Pris avec d'importants problèmes de consommation de stupéfiants, Cédrick Blanchard s'est servi dans la caisse de son employeur pour payer sa drogue et les dettes qu'il avait accumulées.

Employé au Couche-Tard: il vole 10 213 $ à son employeur

Pris avec d'importants problèmes de consommation de stupéfiants, Cédrick Blanchard s'est servi dans la caisse de son employeur pour payer sa drogue et les dettes qu'il avait accumulées.
L'individu a reconnu, mercredi au palais de justice de Sherbrooke, un important vol de 10 213 $ commis en environ un mois à l'été 2016.
Après avoir appris les détails et le montant du vol, la juge Claire Desgens de la Cour du Québec a souligné que « ce n'était pas un petit vol ».

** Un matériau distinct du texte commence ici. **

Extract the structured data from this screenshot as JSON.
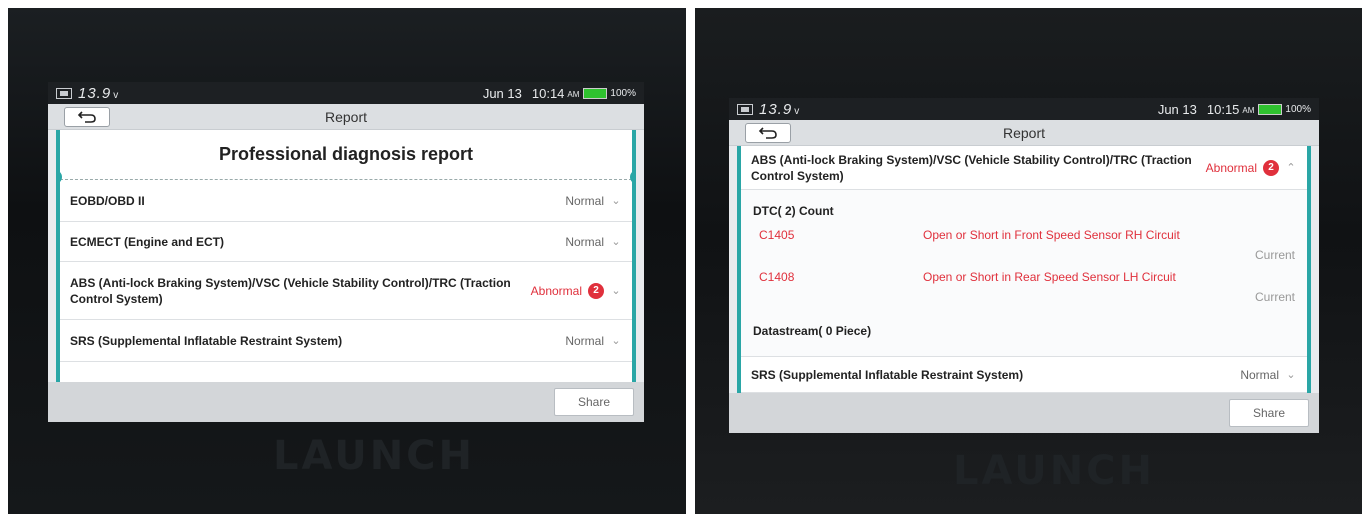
{
  "screen1": {
    "status": {
      "voltage": "13.9",
      "volt_unit": "v",
      "date": "Jun 13",
      "time": "10:14",
      "ampm": "AM",
      "battery_pct": "100%"
    },
    "title": "Report",
    "heading": "Professional diagnosis report",
    "rows": [
      {
        "label": "EOBD/OBD II",
        "status": "Normal"
      },
      {
        "label": "ECMECT (Engine and ECT)",
        "status": "Normal"
      },
      {
        "label": "ABS (Anti-lock Braking System)/VSC (Vehicle Stability Control)/TRC (Traction Control System)",
        "status": "Abnormal",
        "count": "2"
      },
      {
        "label": "SRS (Supplemental Inflatable Restraint System)",
        "status": "Normal"
      }
    ],
    "share_label": "Share"
  },
  "screen2": {
    "status": {
      "voltage": "13.9",
      "volt_unit": "v",
      "date": "Jun 13",
      "time": "10:15",
      "ampm": "AM",
      "battery_pct": "100%"
    },
    "title": "Report",
    "abs_row": {
      "label": "ABS (Anti-lock Braking System)/VSC (Vehicle Stability Control)/TRC (Traction Control System)",
      "status": "Abnormal",
      "count": "2"
    },
    "dtc_heading": "DTC( 2) Count",
    "dtcs": [
      {
        "code": "C1405",
        "description": "Open or Short in Front Speed Sensor RH Circuit",
        "state": "Current"
      },
      {
        "code": "C1408",
        "description": "Open or Short in Rear Speed Sensor LH Circuit",
        "state": "Current"
      }
    ],
    "datastream_heading": "Datastream( 0 Piece)",
    "srs_row": {
      "label": "SRS (Supplemental Inflatable Restraint System)",
      "status": "Normal"
    },
    "share_label": "Share"
  },
  "device_brand": "LAUNCH",
  "colors": {
    "accent": "#2aa6a6",
    "abnormal": "#e0303c",
    "battery": "#2fc22f"
  }
}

L'individu de Sherbrooke, qui avait été embauché au dépanneur Couche-Tard de la rue Saint-Charles à Granby, a pigé dans la caisse et dans la marchandise du commerce entre le 12 juillet et le 23 août 2016.
Il a volé de l'argent comptant du tiroir-caisse, des cartouches de cigarettes et des billets de loterie.
Blanchard s'est aussi servi du comptoir-lunch de son employeur à de multiples reprises pour se nourrir au cours de cette période.
Il a même poussé l'audace à vendre de l'alcool après les heures permises
Tant qu'à enfreindre la loi sur la vente d'alcool, il a poussé encore plus loin l'infraction en mettant l'argent directement dans ses poches.
« L'accusé travaillait seul sur le quart de nuit du commerce. Il avait des problèmes de consommation de drogue et des dettes à cette période », a expliqué au tribunal la procureure aux poursuites criminelles, Me Marilène Laviolette.
L'avocate de la défense Me Mélissa Gilbert a demandé que son client soit évalué par un agent de probation afin que soit confectionné un rapport présentenciel.
« La situation de mon client a changé depuis ces événements. Étant donné son jeune âge, un rapport présentenciel pourrait éclairer le tribunal », a soutenu Me Gilbert.
Les observations sur la peine se dérouleront le 6 octobre prochain.
Affaire de rage au volant : un motocycliste doit rembourser pour le bris d'un rétroviseur
Une altercation entre le conducteur d'un Dodge Caravan et un motocycliste sur le boulevard Bourque en août 2016 s'est terminée par une absolution inconditionnelle pour ce dernier.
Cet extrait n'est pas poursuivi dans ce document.